In a phone conversation with The Standard correspondent, Nkechi’s mother, Oluwakemi Ayodeji, said Nkechi was offered the PhD scholarship when she was there as an intern a year-and-a-half ago. Within her short stay at the university, she was able to prove to her supervisors and other faculty lecturers that she had far grown up academically and morally beyond her age.

She said that her daughter and her siblings are “divine blessings” to her. “They are all blessed with exceptional talents. And as the eldest child of the Chidi-Ogbolu’s family, she has been a very good role model to her younger ones, Onyinyechukwu and Chimdi”.
Nkhechi attended a primary school in Nigeria from first to fourth grade and was promoted to the sixth grade.
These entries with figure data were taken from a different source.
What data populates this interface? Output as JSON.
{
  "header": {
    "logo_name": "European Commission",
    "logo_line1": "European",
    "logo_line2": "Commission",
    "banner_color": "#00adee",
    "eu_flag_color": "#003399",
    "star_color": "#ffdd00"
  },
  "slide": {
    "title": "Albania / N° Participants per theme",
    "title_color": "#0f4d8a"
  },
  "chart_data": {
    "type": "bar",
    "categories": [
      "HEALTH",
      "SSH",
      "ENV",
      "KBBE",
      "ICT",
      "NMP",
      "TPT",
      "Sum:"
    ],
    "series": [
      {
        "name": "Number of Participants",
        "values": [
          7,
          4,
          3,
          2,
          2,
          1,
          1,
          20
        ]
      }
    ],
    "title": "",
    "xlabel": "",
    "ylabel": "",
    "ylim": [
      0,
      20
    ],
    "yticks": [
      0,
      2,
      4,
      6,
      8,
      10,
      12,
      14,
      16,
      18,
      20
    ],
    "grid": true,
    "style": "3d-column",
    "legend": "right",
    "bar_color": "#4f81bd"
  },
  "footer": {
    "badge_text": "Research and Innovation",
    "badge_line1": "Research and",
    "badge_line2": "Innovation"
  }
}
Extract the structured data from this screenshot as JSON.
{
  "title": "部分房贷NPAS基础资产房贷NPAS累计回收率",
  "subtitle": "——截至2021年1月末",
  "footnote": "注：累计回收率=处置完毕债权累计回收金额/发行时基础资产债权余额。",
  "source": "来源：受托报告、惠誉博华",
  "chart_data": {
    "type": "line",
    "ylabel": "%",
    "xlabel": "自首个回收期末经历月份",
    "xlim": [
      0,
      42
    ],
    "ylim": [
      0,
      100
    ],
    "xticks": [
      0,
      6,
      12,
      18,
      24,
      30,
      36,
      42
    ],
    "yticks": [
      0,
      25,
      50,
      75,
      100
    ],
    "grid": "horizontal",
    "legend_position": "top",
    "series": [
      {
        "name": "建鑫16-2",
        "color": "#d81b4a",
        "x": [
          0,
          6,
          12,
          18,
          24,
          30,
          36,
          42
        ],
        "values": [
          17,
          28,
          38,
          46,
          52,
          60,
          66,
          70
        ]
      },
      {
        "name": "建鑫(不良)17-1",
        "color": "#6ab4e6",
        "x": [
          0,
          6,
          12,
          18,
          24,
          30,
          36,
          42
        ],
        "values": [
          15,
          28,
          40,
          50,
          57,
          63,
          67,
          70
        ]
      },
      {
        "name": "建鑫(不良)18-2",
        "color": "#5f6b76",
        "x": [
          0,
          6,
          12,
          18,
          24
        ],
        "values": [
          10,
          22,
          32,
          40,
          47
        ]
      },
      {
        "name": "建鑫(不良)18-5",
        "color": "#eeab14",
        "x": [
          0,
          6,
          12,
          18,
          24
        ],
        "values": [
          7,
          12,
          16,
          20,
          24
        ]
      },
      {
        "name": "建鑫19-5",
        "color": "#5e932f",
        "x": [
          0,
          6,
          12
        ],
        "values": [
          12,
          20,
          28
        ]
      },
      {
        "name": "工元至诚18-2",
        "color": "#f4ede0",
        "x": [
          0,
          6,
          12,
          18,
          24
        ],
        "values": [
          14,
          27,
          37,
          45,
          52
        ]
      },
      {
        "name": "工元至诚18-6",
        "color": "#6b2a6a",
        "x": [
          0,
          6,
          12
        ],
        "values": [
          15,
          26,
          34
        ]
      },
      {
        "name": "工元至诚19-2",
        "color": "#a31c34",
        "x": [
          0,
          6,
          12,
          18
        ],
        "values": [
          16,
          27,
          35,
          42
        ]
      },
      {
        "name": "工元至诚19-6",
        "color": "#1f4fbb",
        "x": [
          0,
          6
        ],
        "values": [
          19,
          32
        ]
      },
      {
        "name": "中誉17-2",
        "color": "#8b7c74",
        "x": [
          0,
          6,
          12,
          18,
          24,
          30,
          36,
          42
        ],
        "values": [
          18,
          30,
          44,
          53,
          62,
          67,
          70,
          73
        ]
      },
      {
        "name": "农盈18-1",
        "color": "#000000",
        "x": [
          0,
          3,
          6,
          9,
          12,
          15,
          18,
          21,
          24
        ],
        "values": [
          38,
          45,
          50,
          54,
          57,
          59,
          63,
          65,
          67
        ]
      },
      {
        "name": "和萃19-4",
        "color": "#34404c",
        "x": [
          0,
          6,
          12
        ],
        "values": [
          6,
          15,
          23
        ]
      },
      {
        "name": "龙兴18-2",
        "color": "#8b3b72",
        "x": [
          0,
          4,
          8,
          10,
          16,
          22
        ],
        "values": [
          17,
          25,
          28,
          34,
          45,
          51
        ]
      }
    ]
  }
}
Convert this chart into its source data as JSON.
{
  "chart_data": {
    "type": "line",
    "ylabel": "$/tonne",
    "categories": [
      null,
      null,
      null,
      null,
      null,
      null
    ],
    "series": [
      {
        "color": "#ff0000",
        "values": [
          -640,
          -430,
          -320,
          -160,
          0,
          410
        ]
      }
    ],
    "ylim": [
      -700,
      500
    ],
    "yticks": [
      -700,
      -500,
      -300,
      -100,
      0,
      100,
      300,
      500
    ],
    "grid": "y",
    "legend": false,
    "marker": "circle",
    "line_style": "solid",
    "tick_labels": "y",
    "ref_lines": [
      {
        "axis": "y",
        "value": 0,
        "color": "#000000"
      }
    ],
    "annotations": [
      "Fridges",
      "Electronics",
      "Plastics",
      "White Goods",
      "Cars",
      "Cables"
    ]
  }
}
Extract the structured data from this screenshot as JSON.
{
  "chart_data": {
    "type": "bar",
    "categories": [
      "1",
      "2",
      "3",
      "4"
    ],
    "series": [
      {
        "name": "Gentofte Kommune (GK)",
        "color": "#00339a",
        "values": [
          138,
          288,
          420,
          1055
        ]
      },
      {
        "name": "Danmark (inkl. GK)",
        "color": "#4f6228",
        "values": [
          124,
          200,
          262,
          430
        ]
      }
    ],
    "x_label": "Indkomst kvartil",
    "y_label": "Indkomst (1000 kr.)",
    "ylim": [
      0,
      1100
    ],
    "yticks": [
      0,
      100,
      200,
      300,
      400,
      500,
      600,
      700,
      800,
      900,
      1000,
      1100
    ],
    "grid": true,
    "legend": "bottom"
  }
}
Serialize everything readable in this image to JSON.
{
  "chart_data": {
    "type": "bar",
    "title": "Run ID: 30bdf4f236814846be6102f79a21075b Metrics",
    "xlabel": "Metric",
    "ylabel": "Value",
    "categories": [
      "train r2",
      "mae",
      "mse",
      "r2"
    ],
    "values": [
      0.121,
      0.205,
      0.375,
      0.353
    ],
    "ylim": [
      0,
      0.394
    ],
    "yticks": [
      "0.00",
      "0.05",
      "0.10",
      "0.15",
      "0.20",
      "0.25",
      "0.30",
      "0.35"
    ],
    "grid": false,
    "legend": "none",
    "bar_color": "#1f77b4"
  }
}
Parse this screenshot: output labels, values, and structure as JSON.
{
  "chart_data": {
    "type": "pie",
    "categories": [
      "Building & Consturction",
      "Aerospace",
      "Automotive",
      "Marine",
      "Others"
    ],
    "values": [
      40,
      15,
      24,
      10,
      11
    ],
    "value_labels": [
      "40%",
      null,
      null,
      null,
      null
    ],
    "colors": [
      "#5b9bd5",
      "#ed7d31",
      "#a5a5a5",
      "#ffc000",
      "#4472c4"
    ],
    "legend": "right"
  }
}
She later joined West African International School, a 7th to 11th grade British education system located in The Gambia, at age 9, and graduated with distinction at the age of 14 in 2013. And with her exceptional grades in Cambridge IGCSE and SAT, Nkechi got full scholarship to study chemical engineering at Howard University.
“Nkechinyere, within the time she spent with me at West African International School The Gambia, proved to not only me but all her teachers and schoolmates that she is divinely multi-talented. Apart from being academically exceptional, Nkechi is a very good debater, public speaker and singer,” said Nkechi’s high school English language teacher, Mr Olawuyi Mutiu.
Nkechi is set to start her doctoral degree program in biomedical engineering at California University this fall. She said the school’s doctoral programme will be more beneficial for her career since it is a research-based programme.
Her interest in medical research pushed her to opt for biomedical engineering, which she said would help to achieve the dream of working and studying the behind-the-scenes functions of the healthcare industry – as her major concern is to contribute significantly in the alleviation of most dangerous illnesses in her home country – Nigeria.
“I want to help fix illnesses like Ebola and other diseases – major or minor. I want to help people in Nigeria,” she said.